Young adults who continued to stay with their parents after college have often been the butt of all jokes amongst their peers for their lack of independence. But this has changed recently due mostly to the volatile nature of the world’s economy. Young adults who, fresh out of college, lack the job security of their more senior counterparts often find it more financially beneficial to move back in with their parents and their parents are often exceedingly willing to welcome them back home with open arms.
Here are a few reasons why:
- We previously noted that moving in with parents benefits young adults because it helps them keep their finances within manageable limits. But the financial benefits extend to the parents, as well. To help balance the costs, young adults are often more than willing to shoulder some of the expenses required to help maintain the household. Young adults, on the other hand, are able to use the reduced expenses from not having to pay as much for rent and utilities to pay off the debts they have accrued to pay off their college education, and to save up enough money to eventually buy a house of their own.

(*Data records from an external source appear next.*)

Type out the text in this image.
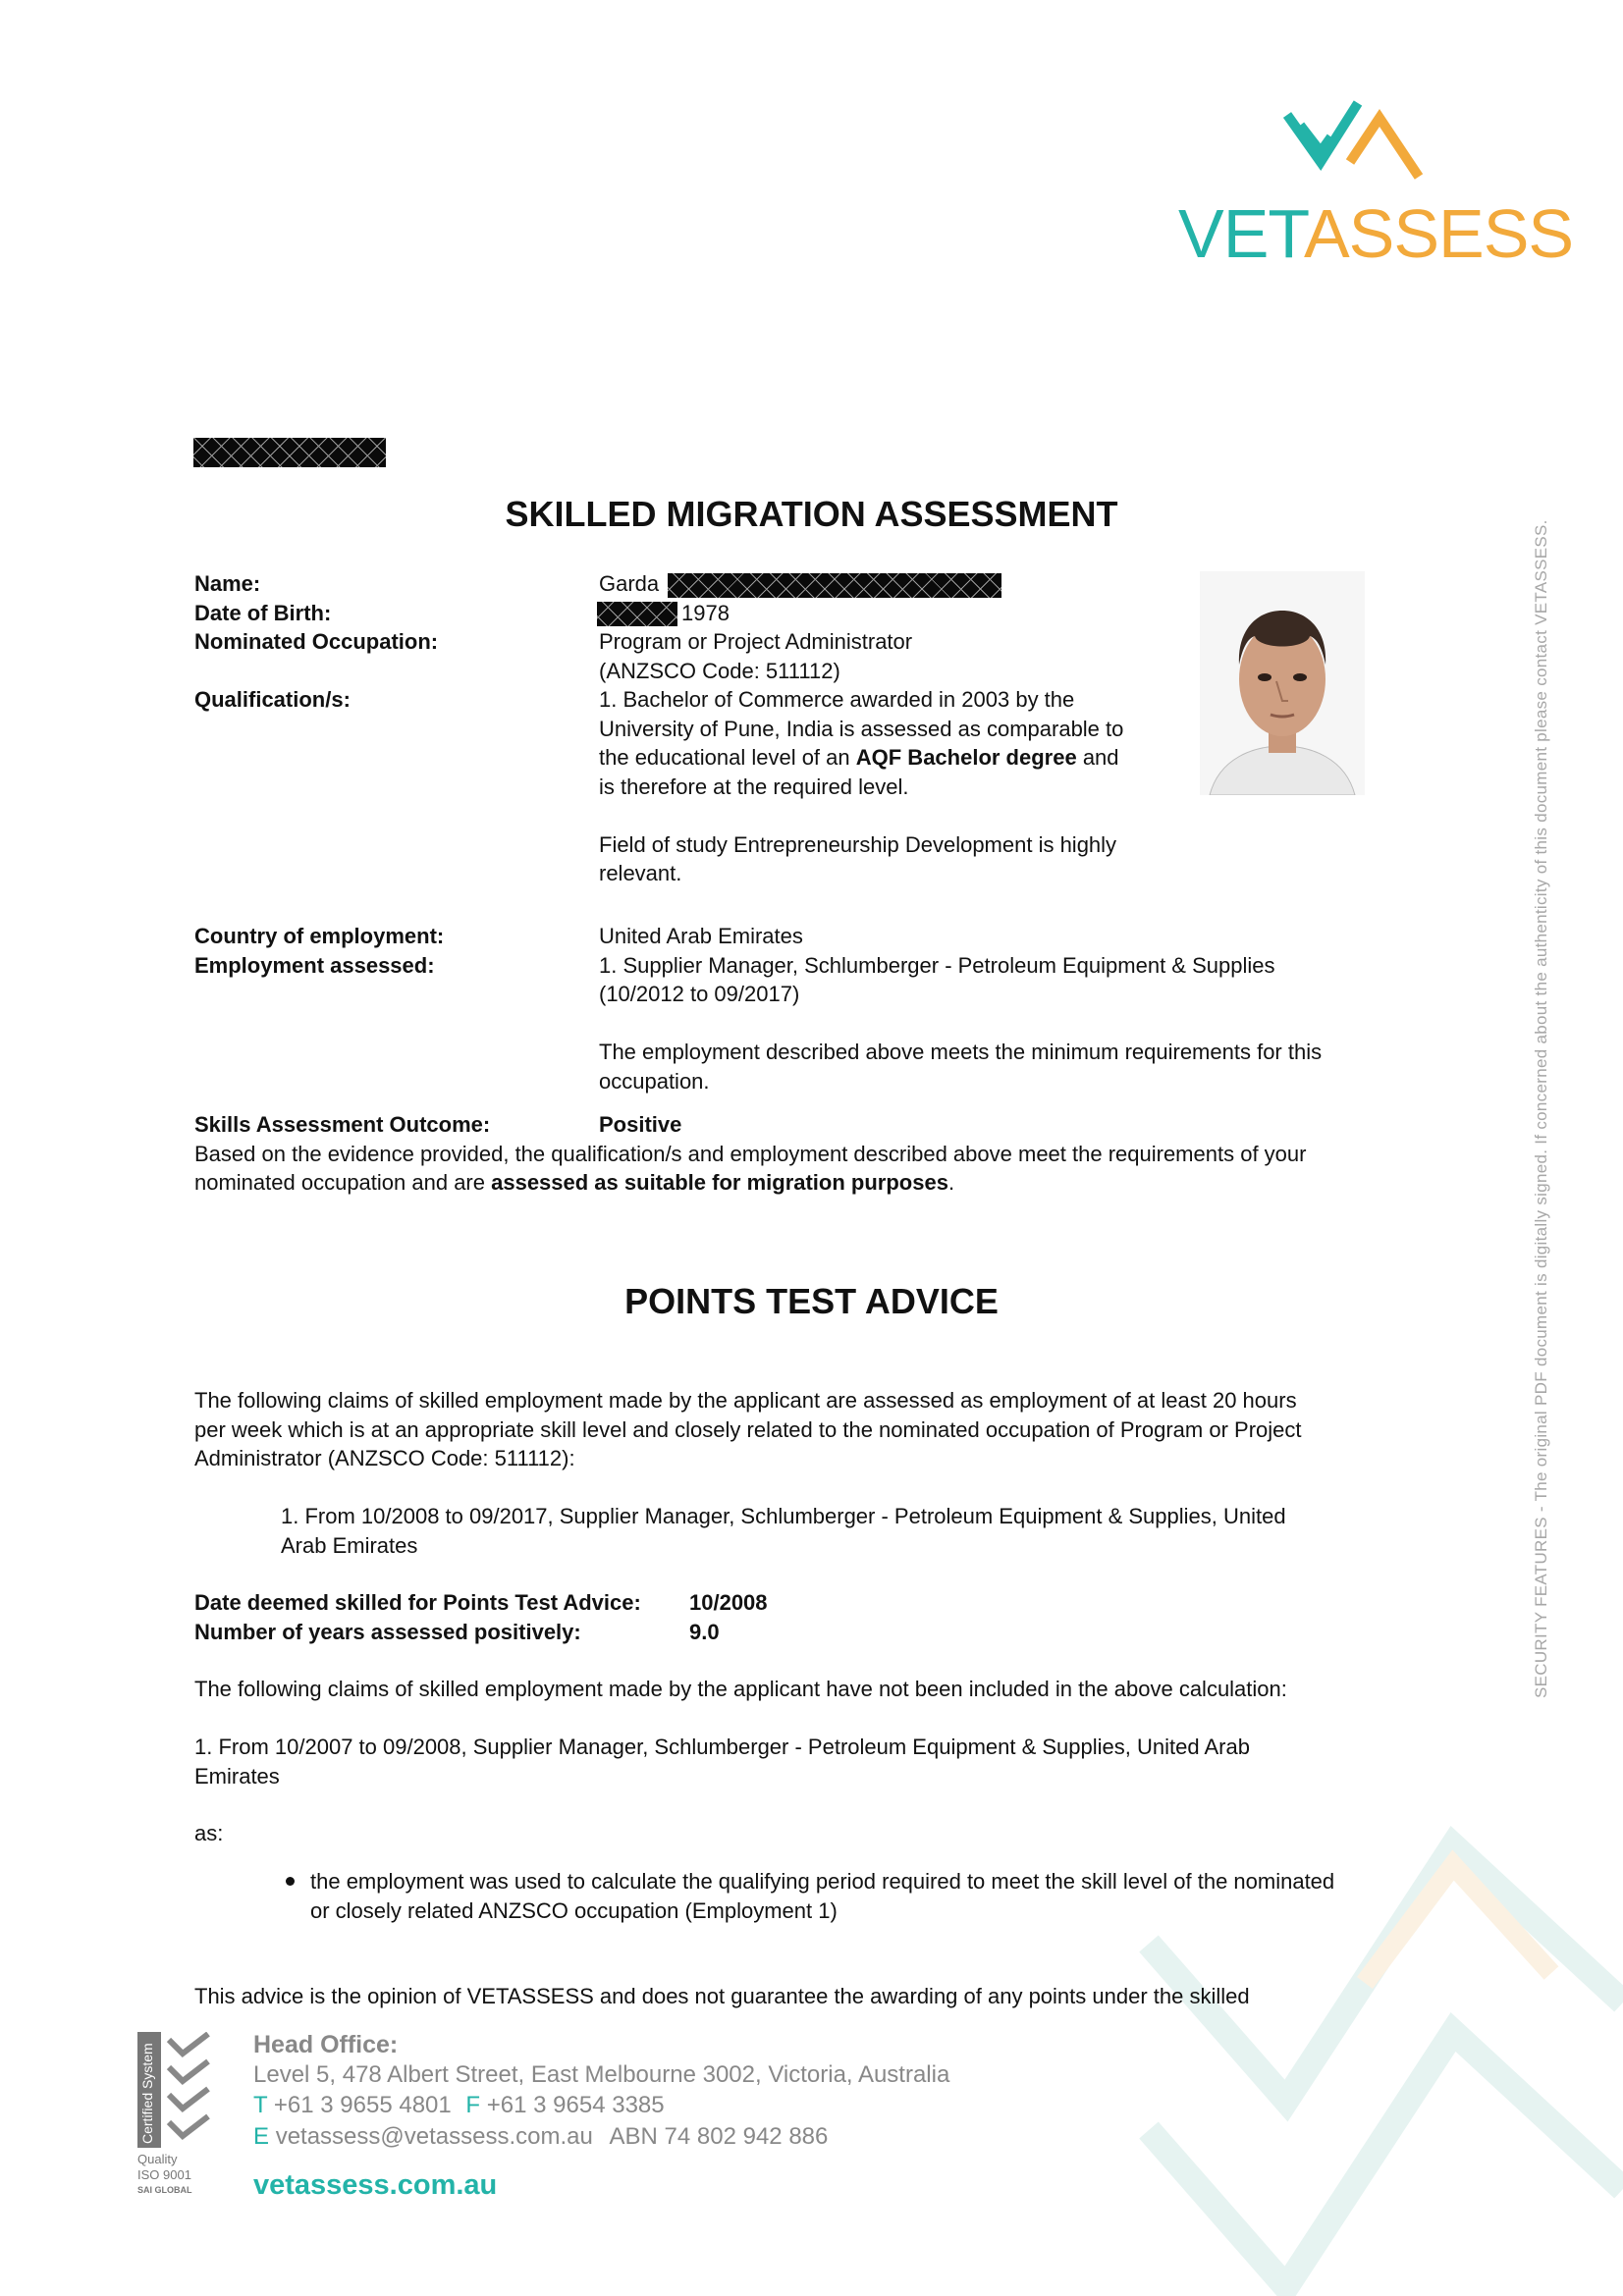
VETASSESS
SECURITY FEATURES - The original PDF document is digitally signed. If concerned about the authenticity of this document please contact VETASSESS.
SKILLED MIGRATION ASSESSMENT
Name:
Date of Birth:
Nominated Occupation:
Qualification/s:
Country of employment:
Employment assessed:
Skills Assessment Outcome:
Garda
1978
Program or Project Administrator
(ANZSCO Code: 511112)
1. Bachelor of Commerce awarded in 2003 by the
University of Pune, India is assessed as comparable to
the educational level of an AQF Bachelor degree and
is therefore at the required level.
Field of study Entrepreneurship Development is highly
relevant.
United Arab Emirates
1. Supplier Manager, Schlumberger - Petroleum Equipment & Supplies
(10/2012 to 09/2017)
The employment described above meets the minimum requirements for this
occupation.
Positive
Based on the evidence provided, the qualification/s and employment described above meet the requirements of your
nominated occupation and are assessed as suitable for migration purposes.
POINTS TEST ADVICE
The following claims of skilled employment made by the applicant are assessed as employment of at least 20 hours
per week which is at an appropriate skill level and closely related to the nominated occupation of Program or Project
Administrator (ANZSCO Code: 511112):
1. From 10/2008 to 09/2017, Supplier Manager, Schlumberger - Petroleum Equipment & Supplies, United
Arab Emirates
Date deemed skilled for Points Test Advice: 10/2008
Number of years assessed positively:	9.0
The following claims of skilled employment made by the applicant have not been included in the above calculation:
1. From 10/2007 to 09/2008, Supplier Manager, Schlumberger - Petroleum Equipment & Supplies, United Arab
Emirates
as:
the employment was used to calculate the qualifying period required to meet the skill level of the nominated
or closely related ANZSCO occupation (Employment 1)
This advice is the opinion of VETASSESS and does not guarantee the awarding of any points under the skilled
Certified System
Quality
ISO 9001
SAI GLOBAL
Head Office:
Level 5, 478 Albert Street, East Melbourne 3002, Victoria, Australia
T +61 3 9655 4801 F +61 3 9654 3385
E vetassess@vetassess.com.au ABN 74 802 942 886
vetassess.com.au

- Illness is a problem that is especially difficult to deal with when you are living alone. Both the parents and their young adult children benefit from living under the same roof, as should any of them come down with an illness, they can count on having someone there that they can rely on to take care of them or keep the household in order for them.
- Home cooked meals are a much overlooked luxury, but young adults often comment that this is the one thing that they usually miss about staying at home. But the benefit of free meals doesn’t just stop at the quality of your parent’s cooking. Being able to spend quality time together at the breakfast and dinner table is a something that many young adults cite as a considerable benefit for living with their parents. These times allow young adults to open up about their jobs and learn valuable insights from their parents that can help to bring them success.
Of course, though most young adults find that in living with their parents the advantages far outweigh any disadvantages, the disadvantages still exist. Here are a few of them that young adults should consider before they decide on moving back in with their parents:
- Lack of freedom is, of course, the single biggest disadvantage faced by young adults who have moved back in with their parents. Some young adults don’t see this as a major disadvantage, but it might to you. This largely depends on how much control your parents attempt to put on you — a culture that differs greatly from family to family.
- Chore sharing is another potential disadvantage that young adults should consider before moving back in with their parents. This is because, as the number of individuals living under the same roof increases, there will be more needing to be done in the household to keep it in order. This, however, also depends greatly on family culture.
- If you have siblings that are considerably younger than you, you might have to contend with them. Consider how living with your siblings will affect you and your ability to work before committing to moving in with your parents.
- When applying for a job, some human resource departments will look into where you live. Be sure to inform them, should they request your home address, that you are staying with your parents and honestly state your reasons for making the decision as some HR personnel might view your situation as a lack of independence.